Witam na moim Blogu!

Znajdziesz tutaj dużą porcję śmiechu i mam nadzieję, że dobrze przećwiczysz mięśnie brzucha ;-)
Zapraszam do lektury - najlepiej codziennie z rana, by dobrze nastroić się na cały dzień.


6 marca 2008

Nauki ścisłe

Dwie siostry zakonne: Matematyka i Logika , przechadzają się po parku blisko zakonu. Jest późno i zaczyna się ściemniać.
SM: Zauważyłaś tego mężczyznę , który nas śledzi. Kto wie, czego chce...
SL: To logiczne chce nas zgwałcić.
SM: O Boże, o Boże, zbliża się do nas, dogoni nas za 5' i 18". Co robimy?
SL: Jedyne logiczne rozwiązanie to przyspieszyć kroku.
SM: O Boże, o Boże, to nic nie dało.
SL: Oczywiście, logicznie rzecz biorąc on także przyspieszył.
SM : O Boże, o Boże, dystans się zmniejszył, dogoni nas za 1" i 44".
SL: Jedyne logiczne rozwiązanie to się rozdzielić: ty idź na prawo, ja na lewo.

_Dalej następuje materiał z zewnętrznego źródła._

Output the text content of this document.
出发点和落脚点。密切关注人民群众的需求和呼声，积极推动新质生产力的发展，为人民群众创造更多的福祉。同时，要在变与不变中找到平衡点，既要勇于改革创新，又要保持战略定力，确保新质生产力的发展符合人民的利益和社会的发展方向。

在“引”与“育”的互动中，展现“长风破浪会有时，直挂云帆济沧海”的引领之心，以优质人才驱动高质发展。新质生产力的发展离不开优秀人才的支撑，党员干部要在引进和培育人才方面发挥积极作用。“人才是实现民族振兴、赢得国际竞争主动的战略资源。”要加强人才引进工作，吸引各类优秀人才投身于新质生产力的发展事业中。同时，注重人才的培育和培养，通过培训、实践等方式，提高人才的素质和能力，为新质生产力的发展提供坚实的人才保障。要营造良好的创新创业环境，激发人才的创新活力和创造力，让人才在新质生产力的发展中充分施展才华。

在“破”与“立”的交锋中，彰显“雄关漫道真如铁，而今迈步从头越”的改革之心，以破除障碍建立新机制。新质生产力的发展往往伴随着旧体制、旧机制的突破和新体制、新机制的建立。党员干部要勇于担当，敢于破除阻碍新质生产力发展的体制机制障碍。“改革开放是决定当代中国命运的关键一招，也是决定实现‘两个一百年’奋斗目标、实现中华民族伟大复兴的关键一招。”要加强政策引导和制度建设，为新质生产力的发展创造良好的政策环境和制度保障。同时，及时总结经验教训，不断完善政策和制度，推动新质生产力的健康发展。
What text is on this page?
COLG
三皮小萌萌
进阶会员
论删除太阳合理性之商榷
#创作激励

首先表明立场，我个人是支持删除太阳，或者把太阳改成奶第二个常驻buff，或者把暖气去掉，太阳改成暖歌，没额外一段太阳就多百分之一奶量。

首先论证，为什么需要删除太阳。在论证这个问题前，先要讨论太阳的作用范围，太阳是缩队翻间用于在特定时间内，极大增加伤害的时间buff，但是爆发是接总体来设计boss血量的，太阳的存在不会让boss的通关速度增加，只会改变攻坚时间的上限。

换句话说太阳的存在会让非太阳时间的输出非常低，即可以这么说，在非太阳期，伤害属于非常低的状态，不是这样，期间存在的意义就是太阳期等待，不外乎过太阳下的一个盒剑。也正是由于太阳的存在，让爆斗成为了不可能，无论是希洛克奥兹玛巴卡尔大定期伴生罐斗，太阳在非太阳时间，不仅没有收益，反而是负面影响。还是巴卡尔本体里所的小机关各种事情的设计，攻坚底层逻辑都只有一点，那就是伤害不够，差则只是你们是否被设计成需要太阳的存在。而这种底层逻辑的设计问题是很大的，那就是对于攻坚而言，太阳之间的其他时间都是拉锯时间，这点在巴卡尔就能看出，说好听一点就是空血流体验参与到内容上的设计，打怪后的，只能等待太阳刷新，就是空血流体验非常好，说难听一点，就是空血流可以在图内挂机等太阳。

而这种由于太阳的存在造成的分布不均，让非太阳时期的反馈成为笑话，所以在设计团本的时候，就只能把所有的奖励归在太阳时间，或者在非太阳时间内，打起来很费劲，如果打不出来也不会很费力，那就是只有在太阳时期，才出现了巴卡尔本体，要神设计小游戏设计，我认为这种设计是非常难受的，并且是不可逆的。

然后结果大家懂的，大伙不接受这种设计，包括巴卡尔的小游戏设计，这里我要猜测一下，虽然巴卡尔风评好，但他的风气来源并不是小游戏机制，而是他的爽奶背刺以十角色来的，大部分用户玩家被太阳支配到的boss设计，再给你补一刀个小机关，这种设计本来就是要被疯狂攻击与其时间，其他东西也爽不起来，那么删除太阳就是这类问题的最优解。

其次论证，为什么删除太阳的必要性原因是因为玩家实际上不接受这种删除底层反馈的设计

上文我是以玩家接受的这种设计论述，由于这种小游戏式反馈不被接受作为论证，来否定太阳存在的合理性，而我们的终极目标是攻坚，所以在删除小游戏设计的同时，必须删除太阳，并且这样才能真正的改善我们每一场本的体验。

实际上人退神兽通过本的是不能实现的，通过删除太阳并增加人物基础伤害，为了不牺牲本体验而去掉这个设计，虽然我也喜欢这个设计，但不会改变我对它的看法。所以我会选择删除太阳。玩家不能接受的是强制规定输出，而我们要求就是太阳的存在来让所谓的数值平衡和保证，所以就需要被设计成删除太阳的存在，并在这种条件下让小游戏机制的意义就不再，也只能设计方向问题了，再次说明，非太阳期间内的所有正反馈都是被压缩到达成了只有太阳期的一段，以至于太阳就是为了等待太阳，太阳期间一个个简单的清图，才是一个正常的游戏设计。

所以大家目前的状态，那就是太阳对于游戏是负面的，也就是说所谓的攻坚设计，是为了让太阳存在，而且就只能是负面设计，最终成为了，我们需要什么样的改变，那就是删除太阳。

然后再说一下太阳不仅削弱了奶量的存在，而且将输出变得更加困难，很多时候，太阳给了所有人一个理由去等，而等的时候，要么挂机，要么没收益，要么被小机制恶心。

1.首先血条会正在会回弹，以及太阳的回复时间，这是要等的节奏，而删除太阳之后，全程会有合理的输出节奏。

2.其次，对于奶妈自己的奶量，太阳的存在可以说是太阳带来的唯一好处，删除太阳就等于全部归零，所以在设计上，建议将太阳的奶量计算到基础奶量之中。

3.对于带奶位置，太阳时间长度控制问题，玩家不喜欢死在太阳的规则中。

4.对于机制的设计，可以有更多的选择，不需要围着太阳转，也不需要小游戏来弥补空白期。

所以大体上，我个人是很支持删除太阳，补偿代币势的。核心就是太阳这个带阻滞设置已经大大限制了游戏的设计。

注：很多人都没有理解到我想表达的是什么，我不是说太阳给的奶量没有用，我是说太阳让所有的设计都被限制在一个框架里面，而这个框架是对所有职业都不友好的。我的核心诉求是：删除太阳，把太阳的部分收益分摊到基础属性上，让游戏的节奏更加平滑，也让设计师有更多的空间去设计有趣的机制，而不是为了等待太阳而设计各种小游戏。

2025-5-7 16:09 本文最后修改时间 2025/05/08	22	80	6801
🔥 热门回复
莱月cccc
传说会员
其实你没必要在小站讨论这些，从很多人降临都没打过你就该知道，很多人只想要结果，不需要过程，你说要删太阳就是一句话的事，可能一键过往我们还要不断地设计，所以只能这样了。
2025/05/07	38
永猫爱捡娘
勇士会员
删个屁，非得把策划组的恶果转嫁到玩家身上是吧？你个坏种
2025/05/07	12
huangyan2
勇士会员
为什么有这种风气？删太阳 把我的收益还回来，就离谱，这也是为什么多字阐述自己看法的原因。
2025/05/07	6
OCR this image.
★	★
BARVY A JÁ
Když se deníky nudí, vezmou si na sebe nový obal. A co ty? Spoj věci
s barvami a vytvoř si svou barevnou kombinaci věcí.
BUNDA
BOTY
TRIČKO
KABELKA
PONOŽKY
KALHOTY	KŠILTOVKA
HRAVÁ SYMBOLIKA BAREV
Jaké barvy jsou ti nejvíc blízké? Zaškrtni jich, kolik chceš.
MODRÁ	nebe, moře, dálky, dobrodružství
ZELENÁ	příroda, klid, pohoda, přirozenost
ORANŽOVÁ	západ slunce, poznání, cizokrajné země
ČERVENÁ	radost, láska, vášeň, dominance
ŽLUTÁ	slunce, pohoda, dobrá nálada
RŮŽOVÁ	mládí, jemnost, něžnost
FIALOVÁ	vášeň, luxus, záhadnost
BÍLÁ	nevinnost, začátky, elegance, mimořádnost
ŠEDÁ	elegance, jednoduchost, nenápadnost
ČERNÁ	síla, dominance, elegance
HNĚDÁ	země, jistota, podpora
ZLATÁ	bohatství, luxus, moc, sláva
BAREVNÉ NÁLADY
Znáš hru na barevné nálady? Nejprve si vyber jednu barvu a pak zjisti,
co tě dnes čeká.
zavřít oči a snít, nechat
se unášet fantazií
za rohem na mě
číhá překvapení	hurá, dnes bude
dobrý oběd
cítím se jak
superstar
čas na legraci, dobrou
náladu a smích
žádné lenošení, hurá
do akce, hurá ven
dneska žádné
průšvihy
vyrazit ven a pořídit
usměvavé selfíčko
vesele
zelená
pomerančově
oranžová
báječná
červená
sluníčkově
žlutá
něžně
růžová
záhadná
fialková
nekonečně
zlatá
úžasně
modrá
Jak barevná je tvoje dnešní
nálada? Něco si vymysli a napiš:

Logicznie rzecz biorąc , nie może iść za obiema.
Mężczyzna decyduje się iść za siostrą Logiką. Siostra Matematyka dociera do zakonu cała i zdrowa, ale bardzo zaniepokojona o drugą, która wraca kilka minut później.
SM : Siostro Logiko, o Boże dzięki, o Boże opowiadaj, opowiadaj.
SL: Logicznie rzecz biorąc mężczyzna mógł iść tylko za jedną z nas i wybrał mnie.
SM (trochę zdenerwowana): Tak, tak wiem, a potem?
SL: Zgodnie z zasadami logiki ja biegłam coraz szybciej i tak samo robił on.
SM: Tak, tak, a potem?
SL: Zgodnie z logiką dogonił mnie.
SM: O Boże, o Boże i co zrobiłaś?
SL: Jedyną logiczną w tej sytuacji rzecz: Podciągnęłam habit do góry!
SM: O Boże, o mój Boże! A on?
SL: Zgodnie z zasadami logiki: Opuścił spodnie!
SM: O Jezus Maria! I co się stało?
SL: Logiczne: Siostra z podkasanym habitem biegnie szybciej niż mężczyzna z opuszczonymi spodniami.